I’m worried about the long-term memory capabilities of almost every resident in the my hood. It seems most midwest peeps have forgotten that springtime in the plains brings a mercurial flux in weather conditions. Hot to cold, cold to hot. Snowing in the morning, sweating in the afternoon. Consider spring like a hungry, sleep deprived teenager during finals week – mood swings a plenty. Yes, it’s annoying to go from flip-flops to boots in a 12 hour time span, but that’s just spring’s way of blessing us with something to talk about.
This is one of the reasons I love spring. As a season it’s a giver. Last week’s weather was so loopy it became the ultimate conversation starter and had most of us chatting in earnest with strangers for more than the cursory three seconds it takes to say “Good (insert day part here). In fact, I consider our recent temperature roulette a city-wide team building exercise. And as an added perk the weather was wacky and riveting enough it saved all of us from going to that dark, scary, place – discussing the presidential race.
Spring is like a mother before she gets really mad. It gently nudges and reminds you to start getting things done. For instance, the climate musical chairs we’re experiencing is spring’s way of whispering, “You-hoo my sweet friend, sure you’ve got on long pants this morning, but by this afternoon it’s going to 79 degrees and short city. So, ya might want to put down the doughnut and back away from the bear claw. Don’t panic. You’ve still got time. The pools open in two months, that’s enough to do, well, not a lot, but maybe you could get rid of that swim skirt and, fingers crossed, three cellulite dimples. You can do this. Just take it one day and pastry item at a time.”

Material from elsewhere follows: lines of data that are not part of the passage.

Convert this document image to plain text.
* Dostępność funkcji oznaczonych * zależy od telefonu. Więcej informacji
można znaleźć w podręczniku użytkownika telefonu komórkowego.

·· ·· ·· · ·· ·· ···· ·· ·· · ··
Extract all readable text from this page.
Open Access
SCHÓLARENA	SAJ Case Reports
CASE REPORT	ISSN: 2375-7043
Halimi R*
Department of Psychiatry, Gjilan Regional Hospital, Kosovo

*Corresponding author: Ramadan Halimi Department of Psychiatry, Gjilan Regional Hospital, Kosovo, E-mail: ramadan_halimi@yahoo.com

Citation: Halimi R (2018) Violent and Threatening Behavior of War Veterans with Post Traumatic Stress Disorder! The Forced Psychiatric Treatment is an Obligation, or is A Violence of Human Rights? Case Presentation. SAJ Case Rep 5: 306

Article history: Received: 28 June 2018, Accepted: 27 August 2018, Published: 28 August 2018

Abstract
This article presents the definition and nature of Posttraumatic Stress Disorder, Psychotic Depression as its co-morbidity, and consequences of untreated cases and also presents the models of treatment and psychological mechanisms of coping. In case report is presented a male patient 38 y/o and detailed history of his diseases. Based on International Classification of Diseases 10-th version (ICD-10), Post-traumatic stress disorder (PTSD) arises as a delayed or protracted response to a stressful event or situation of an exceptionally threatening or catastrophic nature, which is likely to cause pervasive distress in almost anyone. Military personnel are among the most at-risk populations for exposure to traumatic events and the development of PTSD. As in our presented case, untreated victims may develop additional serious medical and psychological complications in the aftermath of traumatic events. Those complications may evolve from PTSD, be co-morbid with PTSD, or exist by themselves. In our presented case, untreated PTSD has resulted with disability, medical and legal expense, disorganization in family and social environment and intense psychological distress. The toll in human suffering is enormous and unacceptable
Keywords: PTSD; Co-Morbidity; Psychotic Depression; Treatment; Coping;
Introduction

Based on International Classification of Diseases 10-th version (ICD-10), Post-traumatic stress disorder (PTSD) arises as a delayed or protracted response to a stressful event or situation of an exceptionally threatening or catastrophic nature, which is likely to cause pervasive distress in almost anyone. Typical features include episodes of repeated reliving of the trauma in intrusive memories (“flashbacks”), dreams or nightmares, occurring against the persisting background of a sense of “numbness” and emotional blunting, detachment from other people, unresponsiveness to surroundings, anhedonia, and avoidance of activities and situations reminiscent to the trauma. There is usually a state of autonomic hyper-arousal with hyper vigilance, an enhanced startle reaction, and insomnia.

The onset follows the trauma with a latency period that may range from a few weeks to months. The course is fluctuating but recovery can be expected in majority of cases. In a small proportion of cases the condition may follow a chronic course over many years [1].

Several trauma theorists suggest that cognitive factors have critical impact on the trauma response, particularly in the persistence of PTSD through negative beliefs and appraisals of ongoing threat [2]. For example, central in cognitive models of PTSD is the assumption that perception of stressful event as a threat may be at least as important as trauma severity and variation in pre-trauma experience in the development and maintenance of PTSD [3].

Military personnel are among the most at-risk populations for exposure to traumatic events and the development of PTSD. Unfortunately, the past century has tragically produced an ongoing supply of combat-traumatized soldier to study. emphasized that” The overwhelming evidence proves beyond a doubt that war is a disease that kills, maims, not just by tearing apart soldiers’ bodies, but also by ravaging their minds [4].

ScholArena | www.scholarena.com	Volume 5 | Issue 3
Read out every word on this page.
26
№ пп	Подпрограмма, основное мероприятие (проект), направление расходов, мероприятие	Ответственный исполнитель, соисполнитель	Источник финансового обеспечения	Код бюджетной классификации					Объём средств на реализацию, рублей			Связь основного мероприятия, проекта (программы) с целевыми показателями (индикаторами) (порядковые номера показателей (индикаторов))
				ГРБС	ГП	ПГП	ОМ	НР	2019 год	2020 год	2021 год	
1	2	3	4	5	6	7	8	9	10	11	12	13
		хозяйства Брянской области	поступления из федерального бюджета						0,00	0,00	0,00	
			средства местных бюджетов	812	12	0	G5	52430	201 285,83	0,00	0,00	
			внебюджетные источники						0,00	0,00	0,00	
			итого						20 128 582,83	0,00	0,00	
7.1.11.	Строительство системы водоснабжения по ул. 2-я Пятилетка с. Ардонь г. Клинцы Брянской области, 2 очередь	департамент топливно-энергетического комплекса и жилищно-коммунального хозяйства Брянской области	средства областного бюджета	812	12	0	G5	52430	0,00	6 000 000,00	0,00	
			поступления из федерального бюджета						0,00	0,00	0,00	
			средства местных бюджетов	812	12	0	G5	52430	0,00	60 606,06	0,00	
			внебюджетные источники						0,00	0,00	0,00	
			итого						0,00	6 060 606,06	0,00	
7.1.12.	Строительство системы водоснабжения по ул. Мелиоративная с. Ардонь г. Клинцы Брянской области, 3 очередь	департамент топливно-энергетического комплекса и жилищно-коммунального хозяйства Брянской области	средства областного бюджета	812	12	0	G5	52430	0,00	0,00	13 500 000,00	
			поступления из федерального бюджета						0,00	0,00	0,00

Now compare spring’s dulcet, encouraging tones to that of summer. A season best described as a three-month hot flash with occasionally bouts of tears in the form of precipitation and passive aggressive tendencies expressed via fluctuating humidity levels. Summer’s “encouragement” would be shouting, “Hey fatty, for the love of God, put down the doughnut or buy a swim moo moo.”
The springtime also lovingly prompts you that it’s time to renew the very personal relationship you have with your lawn. It doesn’t matter that you got in a big fight and broke up with your yard in October after you raked and filled up 23 bags of leaves and then two hours later it looked worse than when you started. (Curse you, wind and pin oak trees!) It doesn’t even matter that you threatened to xeriscape your entire yard and replace all the grass with gravel. Thank goodness a cooler head (winter) and your HOA bylaws prevailed. Blame all that nonsense on autumn and shake it off. Spring is here to heal that rift.
It begins by seducing you into surveying your lawn. The gentle swaying of blooming fruit trees beckon you outside. Once you’re walking every nook and cranny of your yard you’ll notice some patches of grass that need assistance. Boom! That’s all it takes to get you back out there with a bag of soil amendment and a shovel. Thus the dance of unrequited love begins anew with your lawn.
Spring is really all about love. It even helps you parent. For this is the season where you hit the wall with all your children’s activities and projects. End of the year book reports and tests, school programs, concert, performances – it all has you yearning for the sweet freedom of summer. And yet, spring knows that summer is a freedom mirage. That before you can say “let’s just all chill out do nothing” every mother will be forced to simmer in the national whine of summer, the kids’ chorus of “I’m bored” or my personal favorite, “I’m tired of the pool.” (Seriously, how can anyone under 12 be tired of the pool? It’s the adult equivalent of saying I’m tired of margaritas.)
What spring does is give you the month of May to feel overwhelmed and overscheduled thus keeping you too busy to remember that three weeks into summer you’ll start feeling like you’re running a day camp or the cruise director of the S.S. When Is School Starting?Consider spring like an epidural. It helps blocks the pain of past summers thus you can delude yourself that it’s going to be 10 weeks of uninterrupted R&R.
So, instead of dissing spring or even being confused by it’s temperament let’s all give this season a high-five. You may have mittens on when you’re doing this or you could have on SPF 70. It’s just spring’s way of keeping you guessing.